Amazon Web Services logo

Amazon Web Services logo According to a job ad posted by Amazon Web Services, the company is planning to launch a new service for processing streams of big data. Here’s the job listing:

Amazon Web Services is looking for a Senior Development Manager to lead the team that is building a disruptive new service for processing Big Data streams. Our globally distributed service must be able to process over 2 million records per second at launch, and eventually scale to handle over 100x that traffic. It is equally critical that our platform provide highly available, highly reliable processing of data in near-realtime. If you’re a distributed systems guru who thinks about data in terms of exabytes, this is your dream job.

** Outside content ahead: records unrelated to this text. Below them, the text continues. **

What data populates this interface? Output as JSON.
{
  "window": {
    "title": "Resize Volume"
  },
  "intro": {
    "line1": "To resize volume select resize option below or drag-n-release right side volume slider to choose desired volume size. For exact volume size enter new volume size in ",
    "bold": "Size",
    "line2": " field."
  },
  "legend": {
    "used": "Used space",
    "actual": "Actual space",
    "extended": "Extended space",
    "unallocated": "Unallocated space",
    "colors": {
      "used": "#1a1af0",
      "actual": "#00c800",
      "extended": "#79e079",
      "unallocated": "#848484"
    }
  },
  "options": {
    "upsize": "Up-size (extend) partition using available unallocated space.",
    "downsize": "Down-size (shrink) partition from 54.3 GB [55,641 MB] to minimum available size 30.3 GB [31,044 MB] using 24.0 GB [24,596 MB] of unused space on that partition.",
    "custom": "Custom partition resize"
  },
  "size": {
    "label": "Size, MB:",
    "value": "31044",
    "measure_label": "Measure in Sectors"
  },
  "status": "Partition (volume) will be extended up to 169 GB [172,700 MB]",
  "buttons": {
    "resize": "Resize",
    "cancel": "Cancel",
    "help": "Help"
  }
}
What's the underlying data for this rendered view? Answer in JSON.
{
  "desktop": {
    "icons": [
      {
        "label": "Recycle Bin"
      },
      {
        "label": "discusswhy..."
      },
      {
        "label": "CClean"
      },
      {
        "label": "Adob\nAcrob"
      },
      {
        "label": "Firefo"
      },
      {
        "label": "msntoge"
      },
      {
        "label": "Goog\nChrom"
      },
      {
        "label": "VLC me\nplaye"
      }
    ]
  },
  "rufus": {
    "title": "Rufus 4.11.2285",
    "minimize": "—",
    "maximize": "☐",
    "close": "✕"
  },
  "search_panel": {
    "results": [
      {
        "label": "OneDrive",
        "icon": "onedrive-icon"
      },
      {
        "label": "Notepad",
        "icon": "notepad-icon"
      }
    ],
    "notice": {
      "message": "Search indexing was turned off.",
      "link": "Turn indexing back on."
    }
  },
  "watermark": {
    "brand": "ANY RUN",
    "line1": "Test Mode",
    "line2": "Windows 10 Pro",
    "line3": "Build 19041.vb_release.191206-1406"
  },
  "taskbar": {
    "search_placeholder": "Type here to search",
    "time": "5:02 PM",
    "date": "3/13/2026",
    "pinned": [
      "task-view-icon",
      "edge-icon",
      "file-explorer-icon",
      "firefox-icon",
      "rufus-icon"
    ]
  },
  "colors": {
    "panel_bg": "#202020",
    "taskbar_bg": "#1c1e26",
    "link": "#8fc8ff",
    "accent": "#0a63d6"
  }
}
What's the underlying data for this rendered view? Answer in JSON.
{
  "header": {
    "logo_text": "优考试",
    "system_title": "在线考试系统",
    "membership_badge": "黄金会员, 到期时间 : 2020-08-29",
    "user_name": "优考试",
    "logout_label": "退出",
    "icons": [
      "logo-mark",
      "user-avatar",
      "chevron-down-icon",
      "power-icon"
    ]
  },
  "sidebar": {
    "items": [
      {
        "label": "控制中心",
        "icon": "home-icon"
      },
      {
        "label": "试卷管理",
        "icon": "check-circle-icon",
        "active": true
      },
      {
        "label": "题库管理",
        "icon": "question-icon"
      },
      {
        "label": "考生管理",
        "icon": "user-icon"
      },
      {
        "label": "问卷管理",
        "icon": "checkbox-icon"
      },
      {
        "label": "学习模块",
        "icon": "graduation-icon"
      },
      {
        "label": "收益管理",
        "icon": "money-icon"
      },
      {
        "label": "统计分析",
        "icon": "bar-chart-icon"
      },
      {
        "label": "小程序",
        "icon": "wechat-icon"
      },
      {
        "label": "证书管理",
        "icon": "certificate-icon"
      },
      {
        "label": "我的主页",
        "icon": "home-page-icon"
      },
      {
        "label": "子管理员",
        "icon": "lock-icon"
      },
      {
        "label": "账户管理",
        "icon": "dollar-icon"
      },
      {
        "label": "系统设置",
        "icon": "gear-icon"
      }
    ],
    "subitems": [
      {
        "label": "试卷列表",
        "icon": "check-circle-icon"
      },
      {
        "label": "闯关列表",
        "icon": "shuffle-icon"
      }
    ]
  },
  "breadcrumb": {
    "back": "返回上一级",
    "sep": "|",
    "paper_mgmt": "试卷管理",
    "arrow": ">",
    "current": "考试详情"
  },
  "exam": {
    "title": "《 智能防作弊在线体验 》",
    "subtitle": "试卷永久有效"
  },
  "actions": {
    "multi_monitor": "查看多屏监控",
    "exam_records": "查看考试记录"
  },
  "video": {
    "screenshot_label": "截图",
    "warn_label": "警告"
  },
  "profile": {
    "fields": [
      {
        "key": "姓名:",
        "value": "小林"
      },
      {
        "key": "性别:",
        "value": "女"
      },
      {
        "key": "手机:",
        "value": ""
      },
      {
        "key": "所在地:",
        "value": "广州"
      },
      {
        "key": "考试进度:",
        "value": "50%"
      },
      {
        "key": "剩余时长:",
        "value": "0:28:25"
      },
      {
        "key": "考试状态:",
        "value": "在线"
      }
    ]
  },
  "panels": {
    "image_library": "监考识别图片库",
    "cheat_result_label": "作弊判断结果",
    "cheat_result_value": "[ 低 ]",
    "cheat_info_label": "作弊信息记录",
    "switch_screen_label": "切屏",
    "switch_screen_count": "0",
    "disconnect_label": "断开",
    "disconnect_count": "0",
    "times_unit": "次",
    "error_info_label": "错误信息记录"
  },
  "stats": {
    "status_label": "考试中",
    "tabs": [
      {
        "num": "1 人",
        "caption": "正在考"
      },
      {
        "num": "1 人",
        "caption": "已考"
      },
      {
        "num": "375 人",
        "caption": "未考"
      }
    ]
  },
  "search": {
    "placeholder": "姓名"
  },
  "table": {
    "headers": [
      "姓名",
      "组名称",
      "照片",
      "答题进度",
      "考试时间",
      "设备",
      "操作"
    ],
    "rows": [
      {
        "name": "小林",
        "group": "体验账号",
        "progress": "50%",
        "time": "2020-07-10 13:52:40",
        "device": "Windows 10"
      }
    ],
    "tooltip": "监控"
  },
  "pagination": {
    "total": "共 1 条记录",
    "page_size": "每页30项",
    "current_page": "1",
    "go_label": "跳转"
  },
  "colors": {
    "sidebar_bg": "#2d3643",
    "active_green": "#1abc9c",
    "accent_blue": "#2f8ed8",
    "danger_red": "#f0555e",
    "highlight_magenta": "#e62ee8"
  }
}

We are seeking a seasoned manager and technical thought leader with a strong track record of owning successful products. You’ll build and manage a strong team in a fast-paced, startup-like environment. As a technical leader, you’ll need to be a pragmatic visionary that can translate business needs into workable technology solutions that scale both technologically and operationally. Given our rapid growth, you’ll need to be able to lead the organization through change, evolution, and sustained growth as well as be able and willing to roll up your sleeves and get hands on when necessary.
Basic Qualifications
* 5+ years experience building and managing high performance software teams
* 5+ years of OO software development experience in C++ or Java (preferably both)
* Bachelor’s or Master’s degree in Computer Science or a related discipline
* Experience building and operating extremely high volume and highly scalable web services
* Experience building and operating highly available, 24×7 services

Preferred Qualifications
* Experience building and operating globally distributed systems
* Experience with Hadoop, MapReduce, or other Big Data processing platforms

It’s not entirely clear based on this whether AWS is building its own stream processing software, or if it will be offering a service based on existing software (such as Storm, Apache S4, HStreaming, Streambase etc). But it sounds based on this listing like AWS is building its own processing system based on Hadoop.

There have been a few academic projects to implement stream computing on AWS (see here and here for example), and HStreaming can be implemented on AWS as well.

Real-time data processing was a hot topic at Hadoop World. The session on real-time analytics with Hadoop overflowed.